The Stryker and Halo petitions are brought against the background of two decisions by the High Court in 2014, in which it struck down a similar two-part test created by the Federal Circuit for use by district courts in determining attorneys’ fees awards under 35 U.S.C. § 285. Highmark Inc. v. Allcare Health Mgmt. Sys., Inc., 134 S. Ct. 1749 (2014), Octane Fitness, LLC v. ICON Health & Fitness, Inc. 134 S. Ct. 1749 (2014).1 The overturned attorneys’ fees test required one to show that: (1) there was litigation misconduct, or (2) the case was objectively baseless and brought in subjective bad faith. Brooks Furniture Mfg., Inc. v. Dutailier Int’l, Inc., 393 F.3d 1378 (Fed. Cir. 2005). The Supreme Court in Highmark and Octane rejected the second component of the test, ruling that the “objectively baseless” and “subjective bad faith” standard was unduly rigid. That standard is analogous to the willful infringement test created by the Federal Circuit.
The Court explained in Octane that the Federal Circuit had wrongly imported the objective and subjective requirements from Professional Real Estate Investors, Inc. v. Columbia Pictures Industries, Inc., 508 U.S. 49 (1993), which dealt with sham litigation in antitrust law. Similar to the attorneys’ fees test that was overturned, the willful infringement test was also adopted by the Federal Circuit based on Professional Real Estate Investors. As such, the Stryker and Halo petitioners draw parallels between the two tests, arguing that both tests must fall together.

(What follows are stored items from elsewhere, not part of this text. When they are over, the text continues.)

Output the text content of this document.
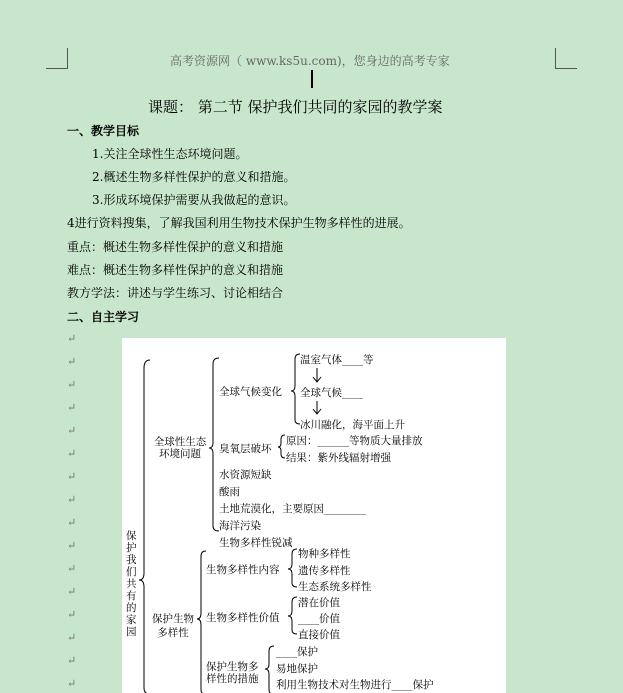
高考资源网（ www.ks5u.com)，您身边的高考专家
课题： 第二节 保护我们共同的家园的教学案
一、教学目标
1.关注全球性生态环境问题。
2.概述生物多样性保护的意义和措施。
3.形成环境保护需要从我做起的意识。
4进行资料搜集，了解我国利用生物技术保护生物多样性的进展。
重点：概述生物多样性保护的意义和措施
难点：概述生物多样性保护的意义和措施
教方学法：讲述与学生练习、讨论相结合
二、自主学习
↵
↵
↵
↵
↵
↵
↵
↵
↵
↵
↵
↵
↵
↵
↵
↵
保护我们共有的家园
全球性生态环境问题
全球气候变化
温室气体____等
全球气候____
冰川融化，海平面上升
臭氧层破坏
原因：______等物质大量排放
结果：紫外线辐射增强
水资源短缺
酸雨
土地荒漠化，主要原因________
海洋污染
生物多样性锐减
保护生物多样性
生物多样性内容
物种多样性
遗传多样性
生态系统多样性
生物多样性价值
潜在价值
____价值
直接价值
保护生物多样性的措施
____保护
易地保护
利用生物技术对生物进行____保护
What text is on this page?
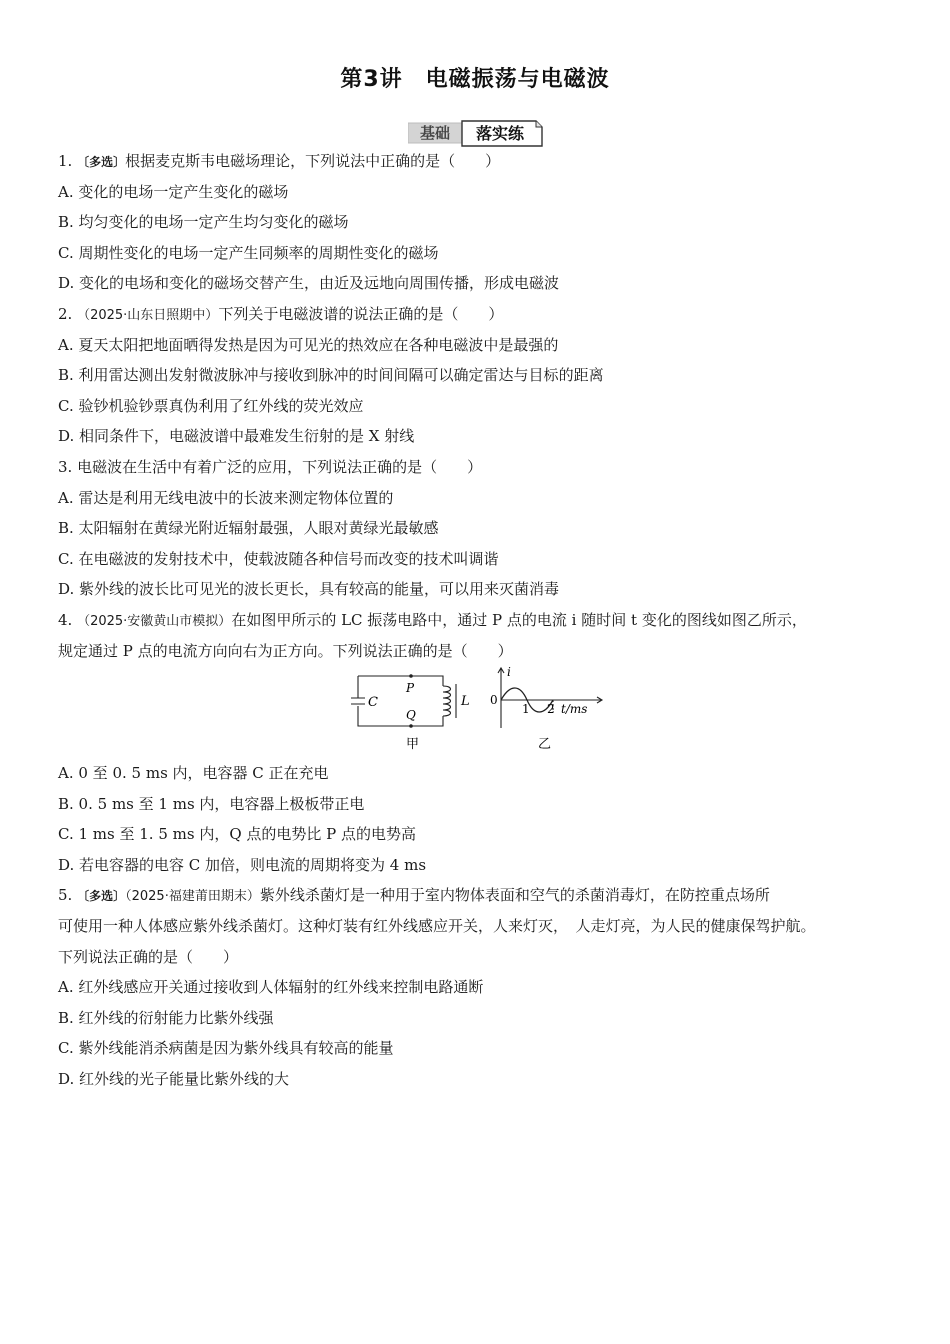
第3讲　电磁振荡与电磁波
基础 落实练
1. 〔多选〕根据麦克斯韦电磁场理论，下列说法中正确的是（　　）
A. 变化的电场一定产生变化的磁场
B. 均匀变化的电场一定产生均匀变化的磁场
C. 周期性变化的电场一定产生同频率的周期性变化的磁场
D. 变化的电场和变化的磁场交替产生，由近及远地向周围传播，形成电磁波
2. （2025·山东日照期中）下列关于电磁波谱的说法正确的是（　　）
A. 夏天太阳把地面晒得发热是因为可见光的热效应在各种电磁波中是最强的
B. 利用雷达测出发射微波脉冲与接收到脉冲的时间间隔可以确定雷达与目标的距离
C. 验钞机验钞票真伪利用了红外线的荧光效应
D. 相同条件下，电磁波谱中最难发生衍射的是 X 射线
3. 电磁波在生活中有着广泛的应用，下列说法正确的是（　　）
A. 雷达是利用无线电波中的长波来测定物体位置的
B. 太阳辐射在黄绿光附近辐射最强，人眼对黄绿光最敏感
C. 在电磁波的发射技术中，使载波随各种信号而改变的技术叫调谐
D. 紫外线的波长比可见光的波长更长，具有较高的能量，可以用来灭菌消毒
4. （2025·安徽黄山市模拟）在如图甲所示的 LC 振荡电路中，通过 P 点的电流 i 随时间 t 变化的图线如图乙所示，
规定通过 P 点的电流方向向右为正方向。下列说法正确的是（　　）
C
P
Q
L
甲
i
0
1 2 t/ms
乙
A. 0 至 0. 5 ms 内，电容器 C 正在充电
B. 0. 5 ms 至 1 ms 内，电容器上极板带正电
C. 1 ms 至 1. 5 ms 内，Q 点的电势比 P 点的电势高
D. 若电容器的电容 C 加倍，则电流的周期将变为 4 ms
5. 〔多选〕（2025·福建莆田期末）紫外线杀菌灯是一种用于室内物体表面和空气的杀菌消毒灯，在防控重点场所
可使用一种人体感应紫外线杀菌灯。这种灯装有红外线感应开关，人来灯灭，　人走灯亮，为人民的健康保驾护航。
下列说法正确的是（　　）
A. 红外线感应开关通过接收到人体辐射的红外线来控制电路通断
B. 红外线的衍射能力比紫外线强
C. 紫外线能消杀病菌是因为紫外线具有较高的能量
D. 红外线的光子能量比紫外线的大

The Supreme Court will also revisit the evidentiary standard applied by courts when deciding the issue of willful infringement. Patentees are currently required to prove willfulness by clear and convincing evidence. Previously, one had to prove their entitlement to attorneys’ fees by clear and convincing evidence as well. Last year, however, the Supreme Court in Octane rejected that standard for attorneys’ fees awards and decided that proof by a preponderance of the evidence was sufficient. The Court will decide in Halo whether the evidentiary standard should also be lowered for proving willful infringement.